CCS2025
MM4flow: A Pre-trained Multi-modal Model for Versatile Network Traffic Analysis
Luming Yang, Lin Liu, Junjie Huang, Zhuotao Liu, Shiyu Liang, Shaojing Fu, Yongjun Wang
摘要
Network traffic analysis is a critical research area, playing an essential role in enhancing network security and ensuring high-quality network services. Existing methods, which primarily rely on a single modality, face two significant limitations. First, while existing approaches may achieve strong performance in specific tasks, they often lack sufficient adaptability for diverse tasks. Second, existing pre-trained models are only trained with GB-scale traffic, with which increases the risk of over-fitting and limiting the models' overall performance. To address these challenges, we propose MM4flow, a pre-trained multi-modal model designed for versatile network traffic analysis. We divide network flows into two modalities: raw byte streams and transmission patterns, which encapsulate the content and behavior information, respectively. MM4flow is composed of two key stages: uni-modal pre-training and multi-modal fine-tuning. We develop an efficient data collection scheme enabling TB-scale traffic pre-training. Leveraging a real-world traffic that exceeds 70 TB, MM4flow conducts uni-modal pre-training on each modality with a modified BERT architecture tailored for network flows.
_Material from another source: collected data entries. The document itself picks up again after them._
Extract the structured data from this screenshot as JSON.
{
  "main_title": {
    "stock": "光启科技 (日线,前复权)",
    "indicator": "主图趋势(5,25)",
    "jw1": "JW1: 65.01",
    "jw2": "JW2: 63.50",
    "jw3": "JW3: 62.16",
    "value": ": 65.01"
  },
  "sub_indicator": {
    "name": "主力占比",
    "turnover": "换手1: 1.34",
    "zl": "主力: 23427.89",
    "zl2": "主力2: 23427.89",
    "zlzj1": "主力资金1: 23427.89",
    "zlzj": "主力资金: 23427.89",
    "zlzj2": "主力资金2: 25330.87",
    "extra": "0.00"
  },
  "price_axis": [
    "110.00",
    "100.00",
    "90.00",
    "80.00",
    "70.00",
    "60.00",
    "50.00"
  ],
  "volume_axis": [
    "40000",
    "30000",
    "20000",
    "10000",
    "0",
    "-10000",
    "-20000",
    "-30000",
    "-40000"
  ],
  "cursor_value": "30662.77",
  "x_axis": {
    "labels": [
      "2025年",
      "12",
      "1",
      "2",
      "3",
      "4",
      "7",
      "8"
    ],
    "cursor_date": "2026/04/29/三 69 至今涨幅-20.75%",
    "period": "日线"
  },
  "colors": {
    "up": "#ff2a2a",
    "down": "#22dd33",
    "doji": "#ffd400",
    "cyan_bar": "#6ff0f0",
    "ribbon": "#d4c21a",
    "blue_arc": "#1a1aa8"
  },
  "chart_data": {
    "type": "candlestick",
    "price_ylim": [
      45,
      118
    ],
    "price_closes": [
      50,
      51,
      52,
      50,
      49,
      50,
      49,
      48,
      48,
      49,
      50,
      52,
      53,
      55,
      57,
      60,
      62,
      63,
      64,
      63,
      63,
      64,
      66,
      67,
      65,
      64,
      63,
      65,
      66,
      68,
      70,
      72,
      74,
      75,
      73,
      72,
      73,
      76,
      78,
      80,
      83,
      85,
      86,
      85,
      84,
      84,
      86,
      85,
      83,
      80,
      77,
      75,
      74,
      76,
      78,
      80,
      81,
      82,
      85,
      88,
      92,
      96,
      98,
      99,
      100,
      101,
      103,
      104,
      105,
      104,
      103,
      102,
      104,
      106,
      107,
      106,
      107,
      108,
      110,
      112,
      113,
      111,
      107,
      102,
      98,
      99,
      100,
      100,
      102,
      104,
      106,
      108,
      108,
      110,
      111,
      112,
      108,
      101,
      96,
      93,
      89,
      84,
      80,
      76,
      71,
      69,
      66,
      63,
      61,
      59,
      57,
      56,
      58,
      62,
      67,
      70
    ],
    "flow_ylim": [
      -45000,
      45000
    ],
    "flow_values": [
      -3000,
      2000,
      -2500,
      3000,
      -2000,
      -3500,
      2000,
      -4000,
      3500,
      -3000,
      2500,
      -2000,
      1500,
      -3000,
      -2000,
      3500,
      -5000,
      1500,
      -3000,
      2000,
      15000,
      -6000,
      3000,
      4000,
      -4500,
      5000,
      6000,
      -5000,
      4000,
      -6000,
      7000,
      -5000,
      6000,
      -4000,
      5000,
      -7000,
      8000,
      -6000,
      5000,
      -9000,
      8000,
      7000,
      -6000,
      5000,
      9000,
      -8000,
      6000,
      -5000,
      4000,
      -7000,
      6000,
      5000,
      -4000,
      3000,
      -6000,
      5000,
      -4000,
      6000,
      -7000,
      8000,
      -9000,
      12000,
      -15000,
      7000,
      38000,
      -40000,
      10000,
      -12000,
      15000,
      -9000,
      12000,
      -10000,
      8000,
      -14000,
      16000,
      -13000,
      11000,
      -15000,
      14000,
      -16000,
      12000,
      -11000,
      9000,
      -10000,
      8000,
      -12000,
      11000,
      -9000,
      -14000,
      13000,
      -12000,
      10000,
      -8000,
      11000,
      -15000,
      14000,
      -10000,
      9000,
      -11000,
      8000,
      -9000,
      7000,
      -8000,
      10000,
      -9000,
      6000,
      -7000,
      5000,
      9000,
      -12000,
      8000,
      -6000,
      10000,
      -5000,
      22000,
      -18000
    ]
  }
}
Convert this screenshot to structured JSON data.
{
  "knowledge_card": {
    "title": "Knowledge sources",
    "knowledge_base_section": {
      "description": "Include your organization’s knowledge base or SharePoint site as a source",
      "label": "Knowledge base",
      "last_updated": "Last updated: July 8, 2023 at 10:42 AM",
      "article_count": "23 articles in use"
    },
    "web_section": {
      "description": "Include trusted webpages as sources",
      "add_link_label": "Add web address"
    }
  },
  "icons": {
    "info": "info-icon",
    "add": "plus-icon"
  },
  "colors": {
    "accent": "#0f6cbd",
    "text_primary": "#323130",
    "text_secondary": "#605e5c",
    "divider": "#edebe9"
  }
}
For specific downstream tasks, we introduce a modal fusion module based on cross-attention mechanisms. The fusion module facilitates effective integration of multi-modal information, enabling MM4flow to fully utilize both content and behavior cues during fine-tuning with minimal labeled dataset. We evaluate MM4flow on six public datasets covering six various tasks. Extensive experiments demonstrate that MM4flow achieves superior accuracy than baselines. Especially, compared to existing pre-trained models, MM4flow achieves an 84% improvement in accuracy for website identification under encrypted tunnels. Moreover, the pre-trained MM4flow significantly reduces the reliance on high-quality labeled training data for downstream tasks.